Electrooxidation of small organic molecules on mesoporous precious metal catalysts I: CO and methanol on platinum

Nanostructured platinum prepared by the chemical reduction of hexachloroplatinic acid dissolved in aqueous domains of the liquid crystalline phases of oligoethylene oxide surfactants has been examined as an innovative model electrocatalyst. Owing to its high specific surface area and periodic mesoporous nanostructure, electrooxidation of both carbon monoxide and methanol has been investigated using cyclic voltammetry and chronoamperometry as a probe of the electrocatalytic properties of this material. The oxidation of CO adsorbed on the new type of platinum is determined by the rate of an adsorption and nucleation-growth controlled phase transformation occurring inside the CO adlayer.
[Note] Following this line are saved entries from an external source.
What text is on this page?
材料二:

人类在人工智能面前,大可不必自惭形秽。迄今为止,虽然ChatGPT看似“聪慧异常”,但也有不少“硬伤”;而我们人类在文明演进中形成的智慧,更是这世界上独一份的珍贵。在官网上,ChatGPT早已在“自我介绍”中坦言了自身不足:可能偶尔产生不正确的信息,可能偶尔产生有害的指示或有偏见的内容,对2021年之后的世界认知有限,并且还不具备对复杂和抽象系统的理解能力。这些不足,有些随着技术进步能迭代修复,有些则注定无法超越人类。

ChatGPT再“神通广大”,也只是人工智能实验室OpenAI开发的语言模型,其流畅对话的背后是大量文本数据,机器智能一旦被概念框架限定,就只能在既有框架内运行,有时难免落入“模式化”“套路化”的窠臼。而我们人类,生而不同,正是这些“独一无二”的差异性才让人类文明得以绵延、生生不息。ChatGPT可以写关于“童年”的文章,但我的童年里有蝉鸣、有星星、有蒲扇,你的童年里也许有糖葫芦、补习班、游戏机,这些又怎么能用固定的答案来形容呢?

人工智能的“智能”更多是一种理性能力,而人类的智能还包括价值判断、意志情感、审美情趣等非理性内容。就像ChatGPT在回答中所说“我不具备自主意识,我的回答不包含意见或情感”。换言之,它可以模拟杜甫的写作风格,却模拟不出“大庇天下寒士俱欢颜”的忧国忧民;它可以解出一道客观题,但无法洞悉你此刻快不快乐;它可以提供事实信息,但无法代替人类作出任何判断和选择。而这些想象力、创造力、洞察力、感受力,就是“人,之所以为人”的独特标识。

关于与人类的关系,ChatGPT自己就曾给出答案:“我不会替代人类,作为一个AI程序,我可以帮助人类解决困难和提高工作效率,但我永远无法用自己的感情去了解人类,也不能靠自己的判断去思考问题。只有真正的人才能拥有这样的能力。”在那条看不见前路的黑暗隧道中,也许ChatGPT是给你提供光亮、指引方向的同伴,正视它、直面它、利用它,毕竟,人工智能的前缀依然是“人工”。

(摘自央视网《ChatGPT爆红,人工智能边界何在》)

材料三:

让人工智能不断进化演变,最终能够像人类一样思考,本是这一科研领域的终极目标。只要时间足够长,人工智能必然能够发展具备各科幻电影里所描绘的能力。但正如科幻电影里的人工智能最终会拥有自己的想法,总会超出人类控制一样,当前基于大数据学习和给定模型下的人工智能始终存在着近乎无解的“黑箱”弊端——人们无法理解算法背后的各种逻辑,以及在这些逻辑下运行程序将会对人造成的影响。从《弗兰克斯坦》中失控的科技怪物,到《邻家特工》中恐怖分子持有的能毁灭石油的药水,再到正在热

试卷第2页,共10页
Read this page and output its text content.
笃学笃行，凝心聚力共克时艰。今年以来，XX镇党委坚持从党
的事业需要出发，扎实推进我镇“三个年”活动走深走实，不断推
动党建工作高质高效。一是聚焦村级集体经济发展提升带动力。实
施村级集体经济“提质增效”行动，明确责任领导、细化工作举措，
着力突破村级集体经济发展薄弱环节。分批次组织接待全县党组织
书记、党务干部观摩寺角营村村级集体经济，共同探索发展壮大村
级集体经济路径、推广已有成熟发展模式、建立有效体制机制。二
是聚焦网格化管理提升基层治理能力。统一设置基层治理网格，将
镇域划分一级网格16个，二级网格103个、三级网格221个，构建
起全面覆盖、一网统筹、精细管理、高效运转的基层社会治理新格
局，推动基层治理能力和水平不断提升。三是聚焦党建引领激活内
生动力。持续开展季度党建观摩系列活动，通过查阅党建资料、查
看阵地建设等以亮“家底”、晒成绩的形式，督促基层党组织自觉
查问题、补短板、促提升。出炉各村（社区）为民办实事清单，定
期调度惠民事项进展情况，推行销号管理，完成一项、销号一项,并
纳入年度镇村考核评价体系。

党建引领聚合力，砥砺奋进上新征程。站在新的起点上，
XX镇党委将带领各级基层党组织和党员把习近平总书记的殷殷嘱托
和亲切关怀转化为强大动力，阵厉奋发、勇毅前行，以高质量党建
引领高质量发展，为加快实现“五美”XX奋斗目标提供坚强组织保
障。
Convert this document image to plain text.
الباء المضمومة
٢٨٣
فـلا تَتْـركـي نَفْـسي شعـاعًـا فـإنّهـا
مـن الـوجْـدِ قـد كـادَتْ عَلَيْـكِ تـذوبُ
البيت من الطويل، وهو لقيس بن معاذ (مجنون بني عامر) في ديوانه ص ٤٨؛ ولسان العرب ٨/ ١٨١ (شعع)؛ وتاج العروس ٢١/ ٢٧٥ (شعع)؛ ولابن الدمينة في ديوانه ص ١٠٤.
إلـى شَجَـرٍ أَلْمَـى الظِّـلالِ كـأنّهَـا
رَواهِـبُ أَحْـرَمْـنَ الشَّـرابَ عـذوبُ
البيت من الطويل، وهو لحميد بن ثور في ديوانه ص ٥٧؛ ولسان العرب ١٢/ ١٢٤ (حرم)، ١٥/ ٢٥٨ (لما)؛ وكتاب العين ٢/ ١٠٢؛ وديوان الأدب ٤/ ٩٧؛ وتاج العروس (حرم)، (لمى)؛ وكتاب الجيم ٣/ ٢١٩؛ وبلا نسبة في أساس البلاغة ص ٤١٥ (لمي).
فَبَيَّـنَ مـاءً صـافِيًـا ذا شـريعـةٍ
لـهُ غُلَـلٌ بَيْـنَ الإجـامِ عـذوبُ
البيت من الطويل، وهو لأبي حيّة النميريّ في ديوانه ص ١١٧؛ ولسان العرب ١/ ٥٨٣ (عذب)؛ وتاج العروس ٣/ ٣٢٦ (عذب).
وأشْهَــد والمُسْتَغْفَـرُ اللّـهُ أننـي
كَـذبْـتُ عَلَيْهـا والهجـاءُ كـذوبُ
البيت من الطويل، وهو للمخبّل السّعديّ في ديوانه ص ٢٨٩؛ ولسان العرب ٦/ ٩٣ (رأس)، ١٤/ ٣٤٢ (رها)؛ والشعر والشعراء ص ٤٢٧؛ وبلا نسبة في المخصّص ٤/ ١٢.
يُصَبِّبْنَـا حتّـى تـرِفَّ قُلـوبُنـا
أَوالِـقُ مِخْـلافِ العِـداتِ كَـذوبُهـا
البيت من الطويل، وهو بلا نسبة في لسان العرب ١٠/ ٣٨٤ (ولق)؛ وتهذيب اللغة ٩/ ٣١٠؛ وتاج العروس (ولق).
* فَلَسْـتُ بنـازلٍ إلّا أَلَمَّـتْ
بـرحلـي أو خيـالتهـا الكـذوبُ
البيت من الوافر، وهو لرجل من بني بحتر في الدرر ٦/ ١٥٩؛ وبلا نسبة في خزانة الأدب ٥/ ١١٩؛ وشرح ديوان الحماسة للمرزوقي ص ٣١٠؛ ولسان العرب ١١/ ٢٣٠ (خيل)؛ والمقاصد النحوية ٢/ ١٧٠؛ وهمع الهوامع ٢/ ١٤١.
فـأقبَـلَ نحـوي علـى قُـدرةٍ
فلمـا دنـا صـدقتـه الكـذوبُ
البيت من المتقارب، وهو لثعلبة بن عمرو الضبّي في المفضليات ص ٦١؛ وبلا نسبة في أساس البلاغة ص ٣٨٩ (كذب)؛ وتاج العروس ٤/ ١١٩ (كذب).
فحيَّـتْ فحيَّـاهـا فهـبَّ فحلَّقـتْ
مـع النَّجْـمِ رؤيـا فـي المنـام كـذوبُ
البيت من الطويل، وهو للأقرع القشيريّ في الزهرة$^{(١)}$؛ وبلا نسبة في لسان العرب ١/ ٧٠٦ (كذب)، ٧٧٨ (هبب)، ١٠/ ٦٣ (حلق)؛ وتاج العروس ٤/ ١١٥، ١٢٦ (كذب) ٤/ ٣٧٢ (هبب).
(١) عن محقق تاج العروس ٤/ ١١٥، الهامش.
This mechanism appears to be different from the traditional Langmuir–Hinshelwood model for CO oxidation. The methanol electrooxidation reaction appears to proceed mainly through a direct pathway with CO2 as the final product and the potentiostatic current attains a steady-state value even at low potentials (<0.5 V). These results are very important since the nanostructured platinum shows a much lower poisoning rate at potentials relevant to fuel cell operation. Enhanced electrocatalytic durability to the methanol oxidation reaction is obtained on this new type of platinum in comparison to one high surface area platinum from Johnson–Matthey plc.